Pembelaan diri Prabowo Subianto terkait bergabungnya ybs ke dalam kubu penguasa tidak merubah kenyataan dari seorang tokoh oposisi menjadi anak buah penguasa.
Apa yang dikatakan oleh Prabowo Subianto sah sah saja dan benar adanya, masalahnya bukan soal sah tidaknya atau benar tidaknya tapi soal RASA.
Apa jadinya ketika seorang yang dianggap sebagai" pemimpin" oposisi kemudian bergabung dengan penguasa lalu meninggalkan begitu saja yang" dipimpinnya ".
Itulah yang sedang dihadapi oleh barisan" oposisi" saat ini dengan segala macam kontroversi yang mengiringinya.
Pertanyaan besarnya adalah apakah sebanding antara manfaat yang diperoleh oleh Prabowo Subianto lewat bergabungnya ybs kedalam kubu penguasa dibandingkan dengan ditinggalkan oleh para pendukungnya lengkap dengan sumpah serapahnya??.
Bila dihitung secara" nominal " berapa yang bisa diperoleh dengan bergabungnya ybs kedalam kubu penguasa dan disaat yang bersamaan berapa kerugian yang dialami akibat ditinggalkan oleh para pendukungnya??.
Nasi sudah jadi bubur, tapi bukan berarti Prabowo Subianto kehilangan kesempatan untuk menuju RI satu.
Mengapa?? Karena di Indonesia ini yang menang bisa dibikin kalah dan yang kalah bisa dibikin menang.

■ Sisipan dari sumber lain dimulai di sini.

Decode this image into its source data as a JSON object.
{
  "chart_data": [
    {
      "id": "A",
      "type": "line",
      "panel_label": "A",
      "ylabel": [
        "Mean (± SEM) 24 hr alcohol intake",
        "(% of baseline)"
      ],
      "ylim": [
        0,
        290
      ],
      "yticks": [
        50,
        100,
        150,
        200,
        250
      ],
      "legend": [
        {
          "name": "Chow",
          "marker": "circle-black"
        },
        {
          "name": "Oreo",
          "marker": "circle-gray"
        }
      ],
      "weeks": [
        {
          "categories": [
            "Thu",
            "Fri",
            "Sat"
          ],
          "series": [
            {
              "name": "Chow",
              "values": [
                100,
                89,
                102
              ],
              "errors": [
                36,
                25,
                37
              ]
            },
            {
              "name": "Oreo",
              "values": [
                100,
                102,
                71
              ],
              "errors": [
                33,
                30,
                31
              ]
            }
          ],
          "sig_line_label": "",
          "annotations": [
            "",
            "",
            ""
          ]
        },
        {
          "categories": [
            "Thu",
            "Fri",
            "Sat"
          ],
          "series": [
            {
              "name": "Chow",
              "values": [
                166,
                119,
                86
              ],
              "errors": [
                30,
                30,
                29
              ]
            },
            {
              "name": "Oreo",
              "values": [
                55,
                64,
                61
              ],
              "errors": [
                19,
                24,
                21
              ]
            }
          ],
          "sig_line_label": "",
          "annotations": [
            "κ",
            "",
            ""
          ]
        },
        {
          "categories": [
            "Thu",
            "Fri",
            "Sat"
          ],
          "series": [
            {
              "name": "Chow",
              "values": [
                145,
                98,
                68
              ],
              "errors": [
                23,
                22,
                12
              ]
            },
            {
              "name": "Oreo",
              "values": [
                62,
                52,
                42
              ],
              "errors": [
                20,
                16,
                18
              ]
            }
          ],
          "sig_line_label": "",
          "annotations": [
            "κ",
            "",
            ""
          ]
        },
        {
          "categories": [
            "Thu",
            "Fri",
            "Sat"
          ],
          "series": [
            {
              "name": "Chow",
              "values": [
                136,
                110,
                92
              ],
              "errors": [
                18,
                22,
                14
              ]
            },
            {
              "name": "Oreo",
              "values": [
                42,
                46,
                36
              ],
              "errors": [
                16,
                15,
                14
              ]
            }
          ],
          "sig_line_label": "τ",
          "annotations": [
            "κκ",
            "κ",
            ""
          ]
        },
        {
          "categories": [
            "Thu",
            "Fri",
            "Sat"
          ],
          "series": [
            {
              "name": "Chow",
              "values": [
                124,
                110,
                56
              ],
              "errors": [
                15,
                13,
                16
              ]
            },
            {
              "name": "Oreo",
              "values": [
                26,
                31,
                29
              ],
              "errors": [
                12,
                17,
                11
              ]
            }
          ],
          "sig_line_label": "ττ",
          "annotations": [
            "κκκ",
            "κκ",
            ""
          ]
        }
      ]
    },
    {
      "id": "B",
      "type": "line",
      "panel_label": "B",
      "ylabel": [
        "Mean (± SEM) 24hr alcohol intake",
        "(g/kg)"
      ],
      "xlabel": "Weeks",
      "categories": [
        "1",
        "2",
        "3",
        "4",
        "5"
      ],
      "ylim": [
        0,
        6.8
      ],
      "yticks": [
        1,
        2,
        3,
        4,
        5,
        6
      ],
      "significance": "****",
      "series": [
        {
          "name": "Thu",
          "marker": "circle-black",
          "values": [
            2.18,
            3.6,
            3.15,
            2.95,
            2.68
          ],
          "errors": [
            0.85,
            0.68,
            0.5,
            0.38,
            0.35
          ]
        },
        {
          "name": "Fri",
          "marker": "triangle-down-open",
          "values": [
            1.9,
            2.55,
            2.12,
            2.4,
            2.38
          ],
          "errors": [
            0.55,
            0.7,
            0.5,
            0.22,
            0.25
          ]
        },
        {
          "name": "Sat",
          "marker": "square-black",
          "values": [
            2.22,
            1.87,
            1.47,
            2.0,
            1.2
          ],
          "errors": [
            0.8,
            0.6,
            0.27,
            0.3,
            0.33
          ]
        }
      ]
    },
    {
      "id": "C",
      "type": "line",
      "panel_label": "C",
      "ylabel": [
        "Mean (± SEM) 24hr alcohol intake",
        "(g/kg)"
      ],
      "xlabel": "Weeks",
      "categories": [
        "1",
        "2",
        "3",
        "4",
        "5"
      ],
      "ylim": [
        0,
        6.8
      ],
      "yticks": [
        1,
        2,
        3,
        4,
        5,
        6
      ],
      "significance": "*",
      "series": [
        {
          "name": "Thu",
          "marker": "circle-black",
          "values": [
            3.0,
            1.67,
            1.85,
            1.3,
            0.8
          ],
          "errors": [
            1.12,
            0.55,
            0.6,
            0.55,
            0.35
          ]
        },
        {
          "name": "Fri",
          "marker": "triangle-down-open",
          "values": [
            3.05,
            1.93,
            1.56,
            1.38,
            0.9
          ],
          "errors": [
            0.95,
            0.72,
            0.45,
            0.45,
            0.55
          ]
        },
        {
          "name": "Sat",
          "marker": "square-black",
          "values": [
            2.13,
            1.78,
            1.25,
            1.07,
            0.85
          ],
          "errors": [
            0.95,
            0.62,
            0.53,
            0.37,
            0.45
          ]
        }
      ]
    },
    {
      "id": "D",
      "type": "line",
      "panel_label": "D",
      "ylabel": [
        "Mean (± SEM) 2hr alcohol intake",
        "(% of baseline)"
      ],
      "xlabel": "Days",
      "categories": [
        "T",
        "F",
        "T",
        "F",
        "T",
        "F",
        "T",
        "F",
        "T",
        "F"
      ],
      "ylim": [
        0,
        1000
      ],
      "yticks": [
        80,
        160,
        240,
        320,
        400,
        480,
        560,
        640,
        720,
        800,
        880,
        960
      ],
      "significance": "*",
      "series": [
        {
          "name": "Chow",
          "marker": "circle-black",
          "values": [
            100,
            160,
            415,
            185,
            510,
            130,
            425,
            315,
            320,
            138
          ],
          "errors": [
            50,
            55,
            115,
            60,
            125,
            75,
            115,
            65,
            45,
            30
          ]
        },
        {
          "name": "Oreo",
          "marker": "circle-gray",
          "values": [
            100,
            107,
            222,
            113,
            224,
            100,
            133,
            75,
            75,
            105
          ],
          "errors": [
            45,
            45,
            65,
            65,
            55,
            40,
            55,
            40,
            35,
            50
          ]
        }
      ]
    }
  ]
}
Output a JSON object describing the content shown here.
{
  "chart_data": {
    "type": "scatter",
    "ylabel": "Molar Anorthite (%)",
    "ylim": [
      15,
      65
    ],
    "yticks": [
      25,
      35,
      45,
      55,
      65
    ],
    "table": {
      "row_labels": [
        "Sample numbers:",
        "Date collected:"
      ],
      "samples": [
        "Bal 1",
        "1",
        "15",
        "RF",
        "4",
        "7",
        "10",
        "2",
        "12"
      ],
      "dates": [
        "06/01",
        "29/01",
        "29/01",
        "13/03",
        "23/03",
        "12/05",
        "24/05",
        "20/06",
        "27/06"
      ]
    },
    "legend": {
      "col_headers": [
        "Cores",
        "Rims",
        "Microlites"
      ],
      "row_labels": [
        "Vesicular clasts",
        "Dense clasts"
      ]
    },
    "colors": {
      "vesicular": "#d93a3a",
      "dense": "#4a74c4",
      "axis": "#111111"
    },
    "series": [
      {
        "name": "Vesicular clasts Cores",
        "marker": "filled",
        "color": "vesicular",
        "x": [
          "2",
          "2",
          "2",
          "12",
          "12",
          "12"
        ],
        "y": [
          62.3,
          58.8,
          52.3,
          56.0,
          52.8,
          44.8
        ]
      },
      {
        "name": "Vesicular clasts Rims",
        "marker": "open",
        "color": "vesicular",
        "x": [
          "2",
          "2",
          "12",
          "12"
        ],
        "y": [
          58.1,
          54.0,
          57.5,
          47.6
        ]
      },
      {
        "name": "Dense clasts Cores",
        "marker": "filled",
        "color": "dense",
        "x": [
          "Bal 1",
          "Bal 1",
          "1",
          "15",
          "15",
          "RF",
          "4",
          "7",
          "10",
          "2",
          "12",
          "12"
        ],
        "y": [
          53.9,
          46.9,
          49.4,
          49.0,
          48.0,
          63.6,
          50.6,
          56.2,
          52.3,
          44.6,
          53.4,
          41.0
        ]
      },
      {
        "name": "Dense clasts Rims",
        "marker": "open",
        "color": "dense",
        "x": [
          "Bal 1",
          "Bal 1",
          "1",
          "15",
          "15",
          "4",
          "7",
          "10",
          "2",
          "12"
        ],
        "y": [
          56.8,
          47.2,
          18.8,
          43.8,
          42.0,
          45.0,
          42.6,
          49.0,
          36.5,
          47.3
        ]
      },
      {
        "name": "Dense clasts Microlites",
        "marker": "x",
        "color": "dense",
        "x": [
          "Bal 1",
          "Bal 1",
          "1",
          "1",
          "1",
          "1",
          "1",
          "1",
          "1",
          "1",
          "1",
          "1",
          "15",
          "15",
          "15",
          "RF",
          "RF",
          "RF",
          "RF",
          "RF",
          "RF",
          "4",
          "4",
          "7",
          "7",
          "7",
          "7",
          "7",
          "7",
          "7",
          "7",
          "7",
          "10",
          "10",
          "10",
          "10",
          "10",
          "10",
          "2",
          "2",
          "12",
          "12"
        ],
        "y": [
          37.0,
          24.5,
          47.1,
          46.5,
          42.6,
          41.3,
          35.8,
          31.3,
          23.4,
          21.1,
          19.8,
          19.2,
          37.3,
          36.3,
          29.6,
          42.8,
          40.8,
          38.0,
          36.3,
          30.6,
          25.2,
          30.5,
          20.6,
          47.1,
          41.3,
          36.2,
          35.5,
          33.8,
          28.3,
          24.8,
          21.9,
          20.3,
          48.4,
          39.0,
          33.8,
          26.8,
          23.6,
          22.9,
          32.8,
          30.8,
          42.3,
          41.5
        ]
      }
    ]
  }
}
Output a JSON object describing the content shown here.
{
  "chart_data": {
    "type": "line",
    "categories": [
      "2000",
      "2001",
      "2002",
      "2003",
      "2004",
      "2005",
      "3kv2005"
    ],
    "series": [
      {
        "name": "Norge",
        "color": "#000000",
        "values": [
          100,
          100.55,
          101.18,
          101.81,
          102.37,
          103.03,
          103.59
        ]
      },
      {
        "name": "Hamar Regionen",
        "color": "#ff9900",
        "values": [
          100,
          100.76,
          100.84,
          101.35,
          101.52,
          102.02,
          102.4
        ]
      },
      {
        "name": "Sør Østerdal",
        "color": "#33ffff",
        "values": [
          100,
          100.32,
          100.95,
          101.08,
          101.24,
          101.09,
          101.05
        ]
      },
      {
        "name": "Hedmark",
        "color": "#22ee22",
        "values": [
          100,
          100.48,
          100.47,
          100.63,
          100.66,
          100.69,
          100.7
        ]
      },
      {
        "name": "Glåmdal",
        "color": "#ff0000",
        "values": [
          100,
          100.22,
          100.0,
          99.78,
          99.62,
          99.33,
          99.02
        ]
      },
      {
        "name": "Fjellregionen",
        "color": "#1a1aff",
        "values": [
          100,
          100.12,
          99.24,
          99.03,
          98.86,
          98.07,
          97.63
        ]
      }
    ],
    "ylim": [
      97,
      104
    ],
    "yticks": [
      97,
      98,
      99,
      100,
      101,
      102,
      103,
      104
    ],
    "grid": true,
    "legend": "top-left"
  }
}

Semua itu tergantung dari para " dalang" yang mengendalikan Indonesia saat ini.
Indonesia saat ini membutuhkan tipe pemimpin yang bisa mengakomodir beragam kepentingan.
Para pemangku kepentingan bisa duduk bersama untuk mendapatkan titik temu yang bisa diterima oleh semua pihak.
Harapannya jelas kebutuhan minimal dari masyarakat terpenuhi dan disaat yang bersamaan kepentingan para pengusaha juga terakomodir.